Bitcoin is viewed by some as digital gold. The key quality of gold is that it is scarce and is universally accepted as a store of value. Similarly, the total number of bitcoins that can be mined is fixed at 21 million, and therefore has the same advantage as physical gold because its value cannot be destroyed by governments printing more money (like Argentina) or by demonetization (like India).
Bitcoin also has an obvious advantage over traditional gold: easy transportability. A large percentage of the global population is only one generation removed from the threat of having to flee their homes. One would like to think that this is ancient history, at least for the developed world. But what is the harm in having a part of our wealth as a number in our head, so in dire circumstances, we can take our wealth with us? If bitcoin becomes accepted as a legitimate store of value, it is easy to see how its value may grow over time.
Bitcoin: World’s most dramatic bubble ever?
Investment manias throughout the centuries have ranged from tulips to tech stocks to housing; is bitcoin any different? Image/Video: Daniel Epstein
Moreover, if bitcoin is digital gold, then bitcoin as a global currency would be a move back toward the gold standard, albeit a digital one.
An important benefit of this asset-backed system would be that it remove the need for faith in a central intermediary (like a government), allaying fears of future sovereign debt crises. In addition, the electronic transferability and divisibility of bitcoin makes it a prime candidate for digital cash.
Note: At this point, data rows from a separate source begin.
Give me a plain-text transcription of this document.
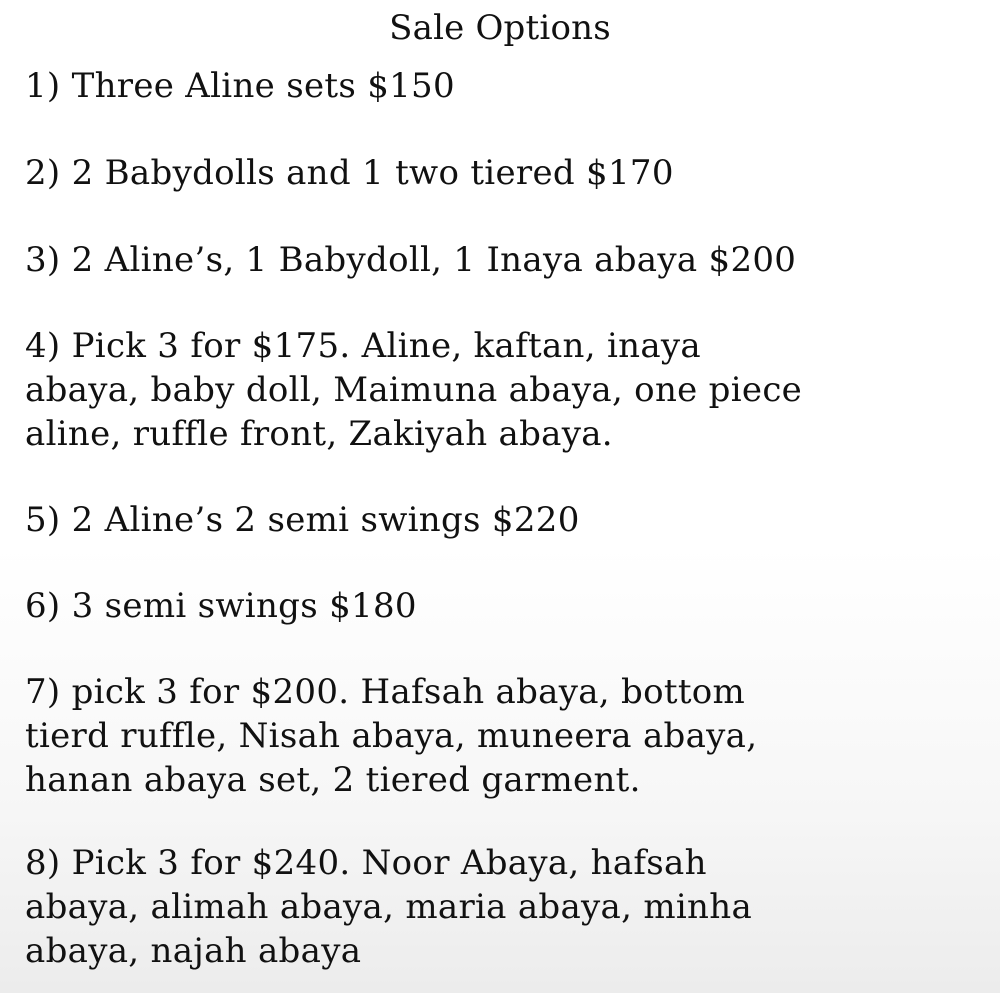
Sale Options
1) Three Aline sets $150
2) 2 Babydolls and 1 two tiered $170
3) 2 Aline’s, 1 Babydoll, 1 Inaya abaya $200
4) Pick 3 for $175. Aline, kaftan, inaya
abaya, baby doll, Maimuna abaya, one piece
aline, ruffle front, Zakiyah abaya.
5) 2 Aline’s 2 semi swings $220
6) 3 semi swings $180
7) pick 3 for $200. Hafsah abaya, bottom
tierd ruffle, Nisah abaya, muneera abaya,
hanan abaya set, 2 tiered garment.
8) Pick 3 for $240. Noor Abaya, hafsah
abaya, alimah abaya, maria abaya, minha
abaya, najah abaya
Although Japan’s acceptance of bitcoin (and some U.S. companies, for example Overstock.com /zigman2/quotes/200022359/composite OSTK -3.24% ) as a means of payment for goods and services is a step in this direction, bitcoin being used globally for transactions in its current form is not entirely convincing. It is an order of magnitude more volatile than any other currency. Also, transaction costs are extremely high. The only market participants who can accept this level of volatility and transaction costs are those who are engaged in some nefarious activity and/or value the anonymity of those transactions.
In theory, a digital currency could be quite valuable for transactions in countries where a large proportion of the population doesn’t have access to banks and credit cards, but it is hard to see how these individuals will get access to bitcoin.
I disagree with those who claim that bitcoin is a fraud. Fraud requires deception and open-source verifiable bitcoin protocol is the antithesis of deception. When any investment goes from pennies to almost $8,000, it does sound too good to be true. And it’s possible that the critics are right and bitcoin will not end well for investors — the tulip mania of our generation.
But it is also possible that bitcoin may become an essential part of a decentralized network where a large part of transactions take place using bitcoin. Or bitcoin could be a “forever” fad like gold. If that plays out, bitcoin could substantially increase in value. This large variation in possible outcomes and value by definition makes bitcoin a speculative asset that can represent a small part of a well-diversified portfolio.
Atulya Sarin is a professor of finance at Santa Clara University. He has written on currencies in his book Foundations of Multinational Financial Management (sixth edition) and has worked extensively as a valuation expert.